NEW YORK -- Waitress Maureen Barrie knew regular costumer Robert Ellsworth's favorite: the open-faced grilled cheese with bacon. What she didn't know was that he had a couple favorite waitresses, who he left $50,000 each in his will.
Ellsworth, a self-made millionaire art mogul, remembered Barrie -- and her niece, also named Maureen Barrie -- after he passed away. Both women work at Donohue's Steak House in New York's Upper East Side, which Ellsworth frequented.
"Very down-to-earth, very nice, he'd help anybody," the elder Barrie said. "At Christmastime he'd tip the entire staff, from the dishwasher right out to the buspeople."
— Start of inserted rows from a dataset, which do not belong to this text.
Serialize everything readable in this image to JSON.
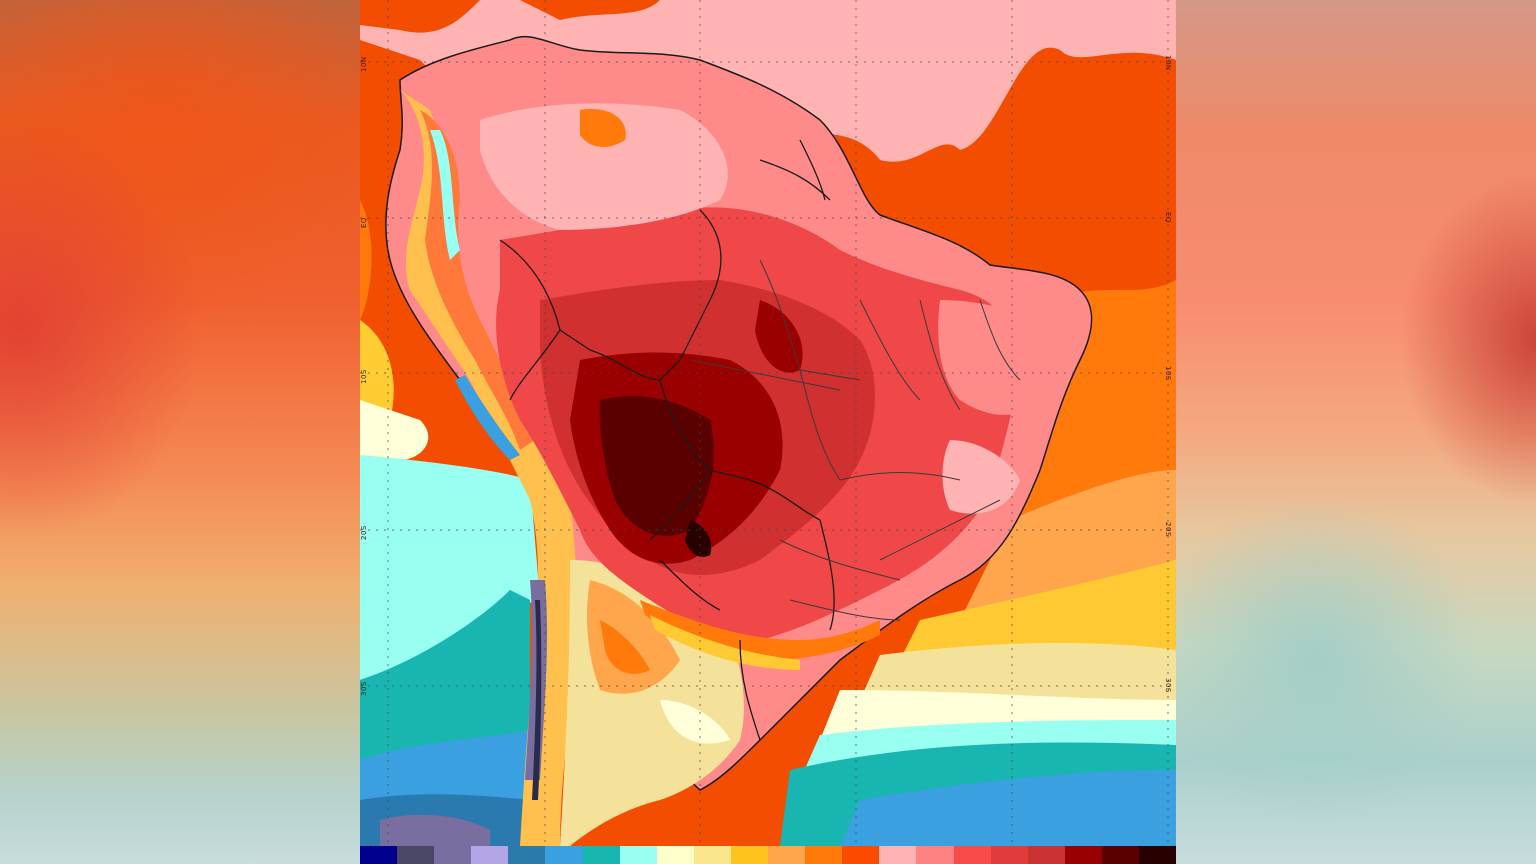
{
  "page": {
    "background": {
      "left_colors": [
        "#c0643c",
        "#ea5a20",
        "#e03c32",
        "#f58a55",
        "#f0b070",
        "#b6d2cc"
      ],
      "right_colors": [
        "#d49888",
        "#f88c70",
        "#c83c32",
        "#e6c8a0",
        "#aad0cc"
      ]
    }
  },
  "map": {
    "subject": "Temperature anomaly / heat map of South America",
    "region": "South America (Brazil, Andes, surrounding oceans)",
    "latitude_labels": {
      "right": [
        "10N",
        "EQ",
        "10S",
        "20S",
        "30S"
      ],
      "left": [
        "10N",
        "EQ",
        "10S",
        "20S",
        "30S"
      ]
    },
    "gridlines": "dotted",
    "colors": {
      "ocean_north": "#f24d00",
      "ocean_pink": "#ffb3b3",
      "ocean_orange": "#ff7a0a",
      "ocean_light_orange": "#ffa64d",
      "ocean_yellow": "#ffcc33",
      "ocean_cream": "#f5e29a",
      "ocean_pale": "#ffffd9",
      "ocean_cyan": "#99fff0",
      "ocean_teal": "#19b5b0",
      "ocean_blue": "#3aa0e0",
      "ocean_dark_blue": "#2a7ab0",
      "land_pink": "#ff8a8a",
      "land_red": "#f04848",
      "land_crimson": "#d03030",
      "land_dark_red": "#9a0000",
      "land_darkest": "#5a0000",
      "border": "#1a1a1a",
      "state_border": "#3a3a3a"
    }
  },
  "colorbar": {
    "swatches": [
      "#00008c",
      "#4a4666",
      "#7a6ea0",
      "#b4a6e6",
      "#2a7aaa",
      "#3aa0e0",
      "#19b5b0",
      "#99fff0",
      "#ffffcc",
      "#fae68c",
      "#ffc31e",
      "#ffa64d",
      "#ff7a0a",
      "#fa4b00",
      "#ffb4b4",
      "#ff8282",
      "#fa4b4b",
      "#e13c3c",
      "#c83232",
      "#960000",
      "#5a0000",
      "#280000"
    ]
  }
}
As famous as the self-made multimillionaire was in the Asian art market, his humble demeanor was equally extraordinary. Known as "The King of Ming," Ellsworth never graduated high school and requested everyone call him "Bob." His estate came in around $200 million.
Another Donohue's regular, James Meiskin, said the place was like a second home to Ellsworth.
"It was definitely an extension of his house, and his family," he said.
Next door at Barbaresco, they loved him, too! He would drive up in his limo, come in and sit with his driver for dinner. No money was left to anyone there, though.
In the meantime, Barrie admits there is something she would like more than the $50,000.
"You know," she said, "I'd much rather have him here than have the money."